Band: Hell is Other People
Label: CDN Records
Genre: Black Metal / Drone
Release Date: 15 September, 2017
So pretty much I think this album is going to make people fall into two camps: those that think it’s boring and those that get into the vibe and almost meditative quality of its serene brutality. The band must know this, too, because they’re obviously playing what they want how they want it, the listeners be damned. I admire that stubbornness and really, I think it’s the kind of quality that all great music should have. Write the songs you want, not what others want. That’s art.
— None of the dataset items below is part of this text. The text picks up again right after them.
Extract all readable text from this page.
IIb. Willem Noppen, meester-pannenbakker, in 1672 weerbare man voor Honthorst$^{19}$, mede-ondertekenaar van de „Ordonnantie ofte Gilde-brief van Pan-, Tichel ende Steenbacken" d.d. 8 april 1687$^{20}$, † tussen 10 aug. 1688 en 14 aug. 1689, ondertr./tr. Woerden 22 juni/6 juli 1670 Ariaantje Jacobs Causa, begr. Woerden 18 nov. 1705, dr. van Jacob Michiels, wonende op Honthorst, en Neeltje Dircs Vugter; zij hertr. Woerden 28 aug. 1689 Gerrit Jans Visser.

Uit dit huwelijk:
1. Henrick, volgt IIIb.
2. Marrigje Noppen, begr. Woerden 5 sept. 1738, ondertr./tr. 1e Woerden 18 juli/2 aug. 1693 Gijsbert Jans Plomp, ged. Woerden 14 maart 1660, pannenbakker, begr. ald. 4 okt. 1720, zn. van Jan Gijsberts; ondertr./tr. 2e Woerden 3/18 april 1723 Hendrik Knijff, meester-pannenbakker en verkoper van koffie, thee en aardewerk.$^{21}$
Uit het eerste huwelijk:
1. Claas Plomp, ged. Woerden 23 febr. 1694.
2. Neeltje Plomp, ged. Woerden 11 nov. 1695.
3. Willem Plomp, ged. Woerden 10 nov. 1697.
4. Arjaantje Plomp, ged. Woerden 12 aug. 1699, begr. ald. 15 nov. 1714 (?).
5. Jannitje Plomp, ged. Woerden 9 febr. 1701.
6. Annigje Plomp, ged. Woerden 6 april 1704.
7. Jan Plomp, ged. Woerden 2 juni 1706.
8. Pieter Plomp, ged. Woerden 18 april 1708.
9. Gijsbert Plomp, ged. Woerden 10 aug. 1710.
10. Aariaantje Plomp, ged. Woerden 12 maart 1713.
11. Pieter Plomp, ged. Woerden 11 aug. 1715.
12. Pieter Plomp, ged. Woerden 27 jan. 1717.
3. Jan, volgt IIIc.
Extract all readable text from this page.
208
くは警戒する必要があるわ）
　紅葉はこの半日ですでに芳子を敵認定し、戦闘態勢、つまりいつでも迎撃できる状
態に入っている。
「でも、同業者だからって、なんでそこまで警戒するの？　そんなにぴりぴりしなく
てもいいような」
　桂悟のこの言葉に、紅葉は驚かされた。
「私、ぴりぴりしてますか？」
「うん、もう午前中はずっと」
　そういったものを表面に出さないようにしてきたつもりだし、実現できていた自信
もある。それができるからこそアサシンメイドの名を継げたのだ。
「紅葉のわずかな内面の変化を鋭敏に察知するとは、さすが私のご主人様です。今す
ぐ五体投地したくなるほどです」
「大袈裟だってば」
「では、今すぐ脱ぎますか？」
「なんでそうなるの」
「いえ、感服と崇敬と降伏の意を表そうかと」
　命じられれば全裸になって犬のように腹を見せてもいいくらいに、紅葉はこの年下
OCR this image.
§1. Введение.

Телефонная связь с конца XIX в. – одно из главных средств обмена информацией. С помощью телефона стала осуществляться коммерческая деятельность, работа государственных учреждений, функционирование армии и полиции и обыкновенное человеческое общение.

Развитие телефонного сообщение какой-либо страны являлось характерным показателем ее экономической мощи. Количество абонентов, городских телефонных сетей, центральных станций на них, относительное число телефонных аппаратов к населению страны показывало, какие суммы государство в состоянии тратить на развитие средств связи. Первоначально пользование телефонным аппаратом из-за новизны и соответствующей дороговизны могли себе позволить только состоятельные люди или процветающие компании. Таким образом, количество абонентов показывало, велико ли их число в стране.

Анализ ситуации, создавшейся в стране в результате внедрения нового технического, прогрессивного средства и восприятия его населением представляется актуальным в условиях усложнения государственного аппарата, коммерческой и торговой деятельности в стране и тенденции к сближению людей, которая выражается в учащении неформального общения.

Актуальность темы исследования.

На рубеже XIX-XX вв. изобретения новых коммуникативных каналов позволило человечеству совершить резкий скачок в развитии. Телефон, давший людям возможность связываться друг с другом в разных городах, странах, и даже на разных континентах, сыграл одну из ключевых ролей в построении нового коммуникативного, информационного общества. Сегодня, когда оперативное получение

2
All of the songs on offer here are long, the shortest being opener “Visions,” which clocks in at a little over five minutes and pretty much gets right to the point. You get a little atmosphere and then the Black Metal sheen washes over you and it just goes. This is a wall of sound, the vocals, guitars, drums and bass all pushed to the front equally but also, somehow, strangely pushed to the background, as well. This is where the “Drone” part comes in, although it really doesn’t drone in a typical sense. Every song on here creates a feeling, a sense of being caught up in a wash that carries you along. Here is where the fans of this band will be separated from those that don’t like them. You either get into it or you don’t. It seems pretty simple and straightforward to me. I feel the same way about bands like Neurosis and Electric Wizard (both of whom don’t sound ANYTHING like this band, so don’t get confused) that operate on the same kind of level. You get the vibe and you let it hum and resonate within you, or you don’t.
This doesn’t mean there aren’t dynamics in here. Oh, no. To say something like that would be a total lie. But it takes time to parse it out. Many listens. This is what is fondly known as a “grower” album. Your best bet is to let it play in the background while you do other things for the first couple listens, then put on some headphones and give it more attention, do the background thing again, and then blast it in your car. If you’re like me, you’ll get into it and you’ll come to see the nuance and subtly when it reveals itself. Take, for instance, track number two, “Embrace.” About four minutes in, the song slows and sort of starts to swing and if you’re not paying attention, you’ll miss it. This moment doesn’t stand out at first because wall of sound, but repeated listens drags it forward. It makes me wonder how this will sound in the context of a live setting, with all the different dynamics a venue has to offer. Will it change the songs substantially? It would be interesting to find out.
The two final songs, “Blossom” and “The Colour Returns” do much of the same. You get a really sweet melodic passage about 3:30 into “Blossom,” with some of what I consider killer drumming. This allows you to drift a bit, get lost in the haze. Again, the whole works together to create this dreamy state, and even when the heaviness returns, and the blasting begins again, you don’t lose the feel. Instead, you get swept right along. And with “Colour,” you get an epic closer, 13 minutes long, that does everything the band has done before, but puts it all on steroids. More melody, more heavy, more blasting, and yet it does not ever push away or contradict what has come before, instead enhancing the experience as a whole.
Mostly what you get with this release is a lot of Black Metal, a lot of Black Metal screeching, and blastbeats, all tempered with melodic, melancholy passages that work together to create a meditative experience, if you let it all wash over you. If you embrace it. If you don’t, you’re going to get bored, and bored quick. If you’re into this sort of thing, this record is a sold 8 on the ratings scale. If you’re not, this is a 6, because even if you don’t like it, there’s nothing remotely incompetent or lacking about this album. So I gave it a 7 rating, to strike a balance between the two camps.